Le salarié est ensuite mal fondé à arguer de ce que l’employeur n’aurait pas respecté la présomption d’innocence en le licenciant le 26 octobre, cette notion étant parfaitement étrangère au litige, le licenciement étant intervenu à raison d’un fait avéré et reconnu par le salarié dès sa commission le 12 octobre 2011 – à savoir la conduite d’un véhicule de l’entreprise alors qu’il présentait un taux de tetrahydrocannabinol non négligeable – et dont les conséquences pénales sont étrangères au licenciement.

Ça n’est pas l’usage de stupéfiants en lui-même qui a motivé le licenciement mais la conduite d’un véhicule de l’entreprise sous l’emprise de stupéfiants.

M. X est ainsi mal venu à tirer du fait que le taux de tetrahydrocannabinol trouvé dans son sang démontre qu’il était un fumeur habituel ce dont il se déduit qu’il avait fumé pendant le WE soit hors de son temps de travail et que cet usage de stupéfiant relèverait de sa vie privée et ne pourrait justifier son licenciement.

La discussion sur la notion 'd’emprise’ de cannabis est sans effet sur la faute commise par le salarié, qui est avérée et qui constitue une violation du règlement intérieur (qui interdit en son article 11.2 au personnel roulant de prendre le volant en état d’ivresse ou sous l’emprise de la drogue et de certains médicaments), un non-respect de son obligation de sécurité et une violation de la loi.

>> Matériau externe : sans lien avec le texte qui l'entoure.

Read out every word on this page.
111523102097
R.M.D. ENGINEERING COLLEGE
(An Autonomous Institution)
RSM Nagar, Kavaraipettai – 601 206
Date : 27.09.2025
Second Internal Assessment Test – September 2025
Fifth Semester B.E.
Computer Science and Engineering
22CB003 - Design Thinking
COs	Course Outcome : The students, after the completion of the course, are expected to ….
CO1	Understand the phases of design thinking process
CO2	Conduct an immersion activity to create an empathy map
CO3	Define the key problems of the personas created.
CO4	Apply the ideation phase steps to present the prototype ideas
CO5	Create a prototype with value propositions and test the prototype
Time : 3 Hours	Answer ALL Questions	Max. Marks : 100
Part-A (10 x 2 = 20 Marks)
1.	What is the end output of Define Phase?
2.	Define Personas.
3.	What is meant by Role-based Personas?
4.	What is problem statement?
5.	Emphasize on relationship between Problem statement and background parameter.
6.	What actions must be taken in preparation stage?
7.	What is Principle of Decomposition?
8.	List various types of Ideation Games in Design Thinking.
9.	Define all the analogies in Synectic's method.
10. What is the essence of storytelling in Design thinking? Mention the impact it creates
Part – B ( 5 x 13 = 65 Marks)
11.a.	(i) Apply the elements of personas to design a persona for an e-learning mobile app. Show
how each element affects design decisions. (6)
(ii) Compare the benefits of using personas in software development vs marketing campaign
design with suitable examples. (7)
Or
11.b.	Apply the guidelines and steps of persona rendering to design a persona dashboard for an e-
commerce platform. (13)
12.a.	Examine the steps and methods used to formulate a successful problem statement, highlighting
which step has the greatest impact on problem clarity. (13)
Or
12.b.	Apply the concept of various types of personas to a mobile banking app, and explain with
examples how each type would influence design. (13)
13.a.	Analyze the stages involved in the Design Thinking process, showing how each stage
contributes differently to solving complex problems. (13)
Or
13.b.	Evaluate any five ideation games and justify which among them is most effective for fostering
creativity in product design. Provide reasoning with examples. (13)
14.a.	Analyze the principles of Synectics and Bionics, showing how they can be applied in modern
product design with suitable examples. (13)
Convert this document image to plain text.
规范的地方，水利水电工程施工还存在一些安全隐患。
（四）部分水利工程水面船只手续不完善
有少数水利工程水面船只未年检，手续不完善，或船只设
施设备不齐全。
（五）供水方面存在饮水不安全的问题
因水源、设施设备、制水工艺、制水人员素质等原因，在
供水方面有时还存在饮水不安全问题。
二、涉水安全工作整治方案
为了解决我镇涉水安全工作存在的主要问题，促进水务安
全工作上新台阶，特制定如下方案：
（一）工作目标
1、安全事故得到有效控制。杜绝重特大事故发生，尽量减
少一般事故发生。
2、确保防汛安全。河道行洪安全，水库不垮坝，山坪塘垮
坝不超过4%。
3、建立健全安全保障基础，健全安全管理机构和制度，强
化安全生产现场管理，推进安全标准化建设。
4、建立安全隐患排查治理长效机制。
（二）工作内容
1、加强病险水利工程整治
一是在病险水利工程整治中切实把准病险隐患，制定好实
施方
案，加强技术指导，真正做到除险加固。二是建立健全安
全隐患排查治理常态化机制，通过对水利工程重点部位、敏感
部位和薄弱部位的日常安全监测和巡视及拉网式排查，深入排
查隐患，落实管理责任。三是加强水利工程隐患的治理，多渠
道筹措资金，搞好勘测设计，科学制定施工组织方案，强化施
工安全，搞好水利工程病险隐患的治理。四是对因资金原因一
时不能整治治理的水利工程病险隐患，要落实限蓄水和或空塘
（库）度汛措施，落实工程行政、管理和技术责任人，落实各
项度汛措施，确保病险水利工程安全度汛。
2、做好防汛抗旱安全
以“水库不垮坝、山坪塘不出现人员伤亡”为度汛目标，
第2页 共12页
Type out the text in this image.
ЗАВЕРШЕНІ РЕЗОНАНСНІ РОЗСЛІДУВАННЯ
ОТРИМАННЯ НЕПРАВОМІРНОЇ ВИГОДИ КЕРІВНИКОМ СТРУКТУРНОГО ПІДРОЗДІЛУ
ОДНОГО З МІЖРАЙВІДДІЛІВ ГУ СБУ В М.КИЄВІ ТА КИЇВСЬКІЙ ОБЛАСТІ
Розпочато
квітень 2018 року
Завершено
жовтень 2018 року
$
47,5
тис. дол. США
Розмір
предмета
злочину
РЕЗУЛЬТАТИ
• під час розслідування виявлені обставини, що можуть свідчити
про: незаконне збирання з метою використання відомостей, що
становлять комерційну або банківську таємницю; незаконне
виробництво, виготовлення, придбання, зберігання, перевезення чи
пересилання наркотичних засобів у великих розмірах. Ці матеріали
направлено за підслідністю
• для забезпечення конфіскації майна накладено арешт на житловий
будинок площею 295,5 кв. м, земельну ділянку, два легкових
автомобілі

Au demeurant l’argument consistant à se prétendre usager habituel de stupéfiants permettrait de considérer que le seul fait constaté a été précédé d’autres faits similaires.

Or à supposer même que le fait ici visé ait été unique et malgré le constat de ce que le salarié n’avait fait l’objet d’aucune critique depuis son embauche, il doit être considéré que dès lors que le fait commis constitue une violation de la loi, un non-respect de son obligation de sécurité et une violation du règlement intérieur et qu’il est de nature à mettre en danger la vie du salarié, la vie des tiers usagers de la route et la responsabilité de l’employeur, le licenciement pour faute grave était justifié.

Il suit de là que le jugement entrepris doit être infirmé et M. X débouté de toutes ses demandes au titre de la rupture de son contrat de travail.

L’équité commande le rejet des demandes des parties fondées sur l’article 700 du code de procédure civile.

PAR CES MOTIFS,

La cour, statuant publiquement en matière sociale par arrêt contradictoire et en dernier ressort,

Infirme le jugement entrepris en toutes ses dispositions.

Statuant à nouveau et y ajoutant

Déboute M X de toutes ses demandes au titre de la rupture de son contrat de travail.

Déboute les parties de leurs demandes fondées sur l’article 700 du code de procédure civile.

Condamne M. X aux dépens de première instance et d’appel.